The picture in Minnesota has become blurry with reports of a second ownership group entering the Twin Cities market. Wellman said that Minnesota will have a franchise, but he was coy when asked if it would be the Thunder.

“There will be a team,” he said. “There’s a couple of issues that’ll be resolved in about three weeks with signed documents.”

The addition of Tampa and Baltimore, announced just last week, also is controversial, given that both clubs agreed to $750,000 deals to play in the USL in 2010. The USL has threatened a lawsuit. Wellman says NASL consulted an attorney “every step of the way” and he believes both franchises are set to play matches in April.

Wellman said NASL is being created because USL did not foster collaboration on things like group car rental rates for road trips or uniformity of team Web sites.

“For the last x number of years we’ve all had to operate out here under ourselves,” he said. “It’s different when we all come together and have owners operating like a league.”

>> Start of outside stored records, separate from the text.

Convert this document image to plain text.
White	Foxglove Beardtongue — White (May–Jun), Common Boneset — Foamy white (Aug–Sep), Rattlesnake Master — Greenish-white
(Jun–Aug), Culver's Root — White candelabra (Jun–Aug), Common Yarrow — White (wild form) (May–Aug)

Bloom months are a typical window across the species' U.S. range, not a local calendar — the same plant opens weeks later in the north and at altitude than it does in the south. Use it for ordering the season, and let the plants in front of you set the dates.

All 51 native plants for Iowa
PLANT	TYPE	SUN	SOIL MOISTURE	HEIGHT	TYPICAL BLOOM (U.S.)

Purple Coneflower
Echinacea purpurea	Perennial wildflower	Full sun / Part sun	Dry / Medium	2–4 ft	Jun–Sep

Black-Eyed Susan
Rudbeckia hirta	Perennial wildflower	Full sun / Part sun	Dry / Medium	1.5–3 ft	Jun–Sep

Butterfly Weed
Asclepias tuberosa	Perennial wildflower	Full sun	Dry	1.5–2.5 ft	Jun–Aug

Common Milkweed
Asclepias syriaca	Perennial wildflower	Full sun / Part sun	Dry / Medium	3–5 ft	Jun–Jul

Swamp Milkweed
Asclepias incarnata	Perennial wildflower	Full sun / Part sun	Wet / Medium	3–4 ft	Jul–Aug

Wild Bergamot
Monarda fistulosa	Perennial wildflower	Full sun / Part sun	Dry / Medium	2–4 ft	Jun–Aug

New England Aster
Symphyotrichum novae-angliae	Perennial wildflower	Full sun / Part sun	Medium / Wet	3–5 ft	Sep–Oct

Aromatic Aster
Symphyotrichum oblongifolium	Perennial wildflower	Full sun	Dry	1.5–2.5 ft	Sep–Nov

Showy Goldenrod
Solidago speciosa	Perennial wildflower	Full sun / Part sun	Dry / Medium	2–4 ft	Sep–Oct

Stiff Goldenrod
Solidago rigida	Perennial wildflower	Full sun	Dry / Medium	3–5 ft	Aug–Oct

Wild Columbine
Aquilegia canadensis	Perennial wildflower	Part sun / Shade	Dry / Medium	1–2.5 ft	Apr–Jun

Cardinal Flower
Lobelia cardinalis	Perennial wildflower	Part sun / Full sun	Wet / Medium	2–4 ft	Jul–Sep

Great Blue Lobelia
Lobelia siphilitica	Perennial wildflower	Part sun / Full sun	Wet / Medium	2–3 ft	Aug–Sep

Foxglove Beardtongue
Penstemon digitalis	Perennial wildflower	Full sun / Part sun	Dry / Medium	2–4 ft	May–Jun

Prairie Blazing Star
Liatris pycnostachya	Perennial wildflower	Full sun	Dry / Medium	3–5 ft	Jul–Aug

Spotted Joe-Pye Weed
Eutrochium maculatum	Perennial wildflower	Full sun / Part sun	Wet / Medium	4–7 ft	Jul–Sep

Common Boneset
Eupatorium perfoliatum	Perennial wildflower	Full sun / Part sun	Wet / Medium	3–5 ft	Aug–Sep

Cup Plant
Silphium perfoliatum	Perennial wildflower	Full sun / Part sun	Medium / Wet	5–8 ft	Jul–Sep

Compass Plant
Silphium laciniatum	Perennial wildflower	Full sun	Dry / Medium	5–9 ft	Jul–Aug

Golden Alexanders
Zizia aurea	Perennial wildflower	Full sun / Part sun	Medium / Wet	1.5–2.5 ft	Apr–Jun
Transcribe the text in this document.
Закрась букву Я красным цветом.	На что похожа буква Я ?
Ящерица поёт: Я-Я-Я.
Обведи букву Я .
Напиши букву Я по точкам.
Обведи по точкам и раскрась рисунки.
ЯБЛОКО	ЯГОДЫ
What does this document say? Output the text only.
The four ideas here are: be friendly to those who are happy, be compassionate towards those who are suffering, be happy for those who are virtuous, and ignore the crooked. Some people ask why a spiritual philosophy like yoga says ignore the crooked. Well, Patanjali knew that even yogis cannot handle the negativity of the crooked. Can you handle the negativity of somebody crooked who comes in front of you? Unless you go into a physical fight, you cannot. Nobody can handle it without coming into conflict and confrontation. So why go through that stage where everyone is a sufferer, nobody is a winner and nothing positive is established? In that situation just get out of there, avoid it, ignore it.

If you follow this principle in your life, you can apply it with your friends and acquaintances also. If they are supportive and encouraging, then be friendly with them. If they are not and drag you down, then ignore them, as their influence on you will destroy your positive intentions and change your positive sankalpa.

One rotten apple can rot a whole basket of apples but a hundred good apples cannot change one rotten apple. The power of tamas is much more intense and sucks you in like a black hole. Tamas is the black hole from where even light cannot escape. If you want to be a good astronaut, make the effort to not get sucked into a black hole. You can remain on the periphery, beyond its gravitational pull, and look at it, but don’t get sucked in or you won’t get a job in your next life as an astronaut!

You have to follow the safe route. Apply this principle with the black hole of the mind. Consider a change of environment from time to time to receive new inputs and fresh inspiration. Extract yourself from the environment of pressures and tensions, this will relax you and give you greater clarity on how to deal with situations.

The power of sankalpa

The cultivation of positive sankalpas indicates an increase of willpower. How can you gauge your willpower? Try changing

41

NASL has worked closely with MLS and hopes to have a relationship on player development, Wellman says. Promotion and relegation, as is done in most major soccer countries, is still decades away though, MLS Commissioner Don Garber and Wellman agree.

Despite all the unanswered questions, Wellman guarantees the league will be ready come April and that it will be a success.

“We’ve been working on this for two years. It’s not just something we dreamed up in the last 30 days,” he said. “We think we just might be on the verge of making soccer history.”